| name | dogfood |
| type | skill |
| category | meta |
| description | Delegated instruction testing — write instructions, commission contextless execution, observe friction, iterate, review quality, codify. |
| triggers | ["dogfood","test these instructions","instruction testing","delegated execution test"] |
| modifies_files | true |
| needs_task | true |
| mode | execution |
| domain | ["meta","framework"] |
| allowed-tools | Agent, Read, Grep, Glob, Bash, Edit, Write, Skill |
| model | opus |
| version | 0.1.0 |
| permalink | skills-dogfood |
Delegated Instruction Testing Guidelines
Test whether a set of instructions produces correct, complete, and verified outcomes when executed by a contextless agent. Do not perform the work yourself.
Core Directives
Phase 0: Verification & Data Landscape Mapping
Before writing instructions or propagating subagent results:
- Verify verdicts: Use
/verify by citation to evaluate the subagent's actual output (freshness, completeness, limitations) against the original brief. Do not blindly accept or relay its self-reported status.
- Sample data sources: Open and read sample files directly. Do not assume data formats or presence (e.g. verify if a file contains input vs. output).
- Map data channels: Understand how data flows between main agents, subagents, and hooks/logs. Verify the exact delivery mechanism (e.g. tool result vs. system message).
- Glob safety: Avoid globbing large directories (10K+ files) with commands like
ls *.md (which fail silently). Use targeted list/find queries (find or ls | head).
Phase 1: Research and Draft
- Write self-contained instructions detailing objectives, exact data paths, sampling parameters, expected output format, and saving locations.

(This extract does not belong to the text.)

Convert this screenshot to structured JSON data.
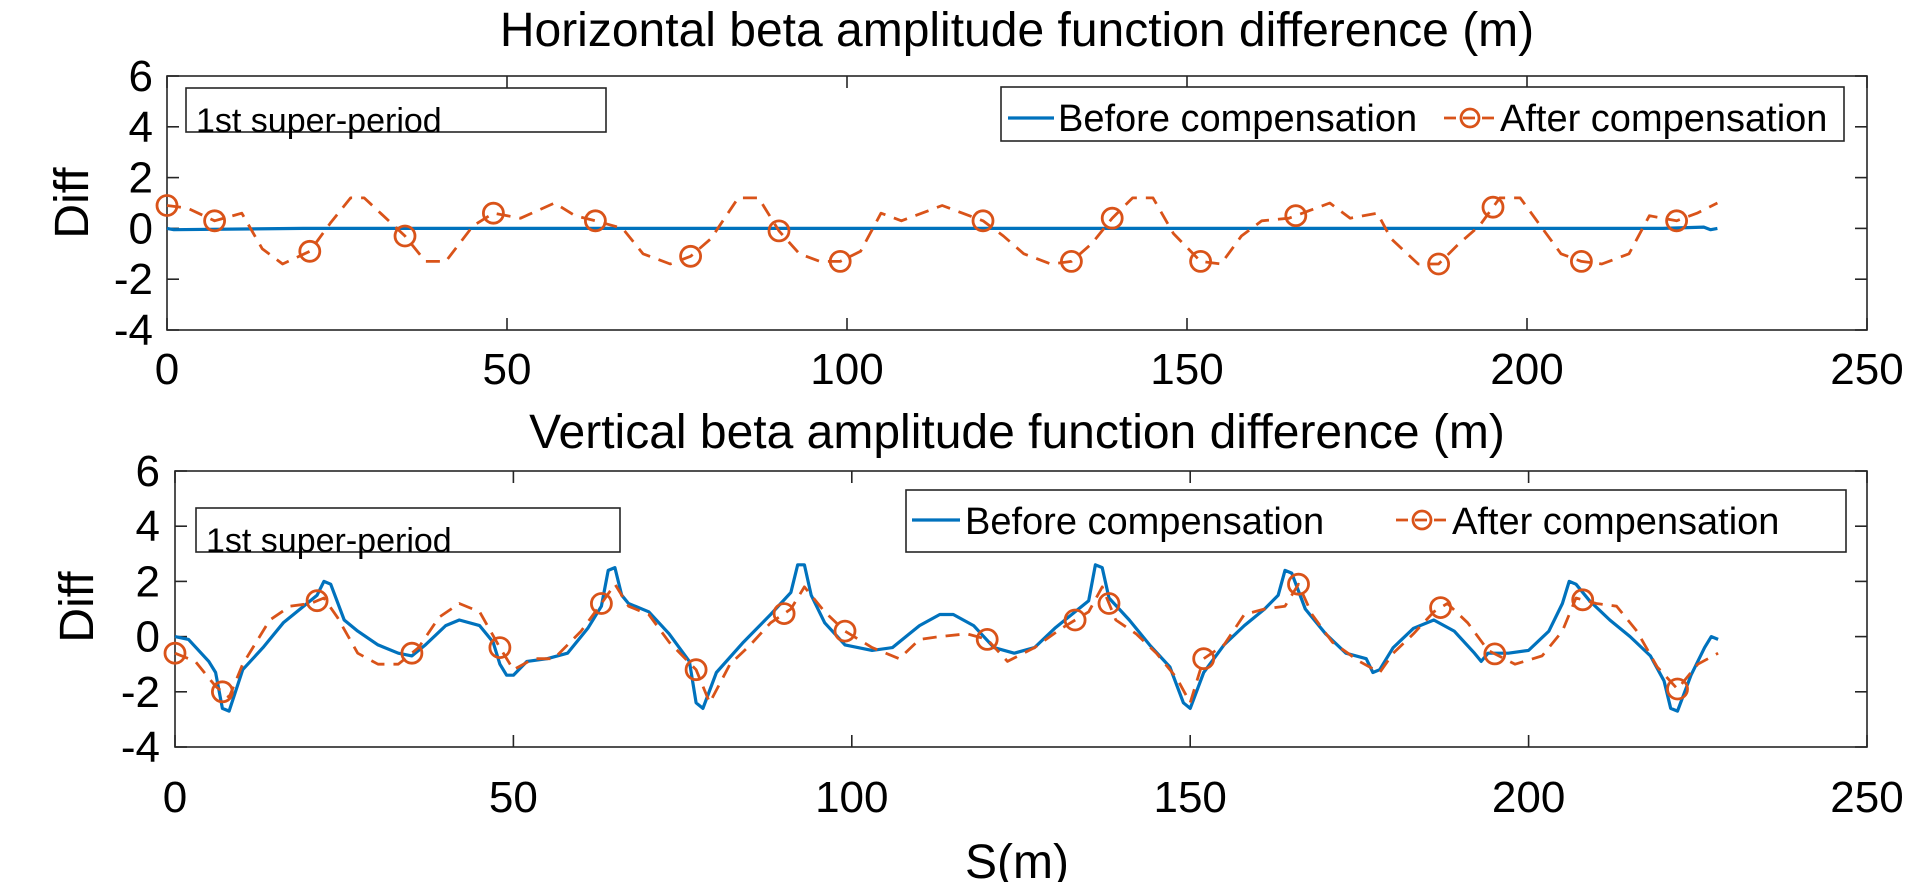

- Work directly in the target skill file for mature instructions. Avoid leaving stray scratch files in the repo.
- Enforce
/craft author mode review to check for shallow-execution vulnerabilities before delegating.
Phase 2: Commission Execution
- Scale incrementally: Start with a small batch size (e.g. N=2 tasks) to verify the pipeline before scaling.
- Isolate context: Launch the subagent with only the instruction file as context. Do not provide verbal coaching.
- Execution management: Let the agent run. Do not abort/restart for scope changes; send a redirect message to the running agent instead. Interrupt only for active harm.
Phase 3: Analyze Friction and Iterate
- Analyze transcripts to classify friction (e.g. missing paths, ambiguous criteria, shallow analysis).
- Update the instructions in-place to address root causes, avoiding over-fitting to the specific test instance.
- Run at least 2 verification trials per condition when verifying that an edit closed a gap.
Phase 4: Independent Quality Review
- Commission a separate review agent (e.g.
/strategic-review or /verify) to evaluate depth, accuracy, and fitness of the subagent's deliverables.
- Enforce qualitative assessment by agents rather than relying on deterministic script checks.
- For decompose-mode instruction tests, use
references/decomposition-eval.md (epistemics rubric + worked gold-standard pair).
Phase 5: Codify & Land
- Promote tested instructions to canonical skills or commands.
- Verify deliverables actually reached their target destinations (e.g., reviews posted, commits pushed, PKB tasks updated).
- Always leave a loose thread: File follow-up tasks in the PKB for any remaining friction items, promotion work, or subsequent phases before exiting.
Output Expectations
- Respond with structured, concise summaries of dogfooding outcomes, listing specific instruction defects found, edits made, and verification run verdicts.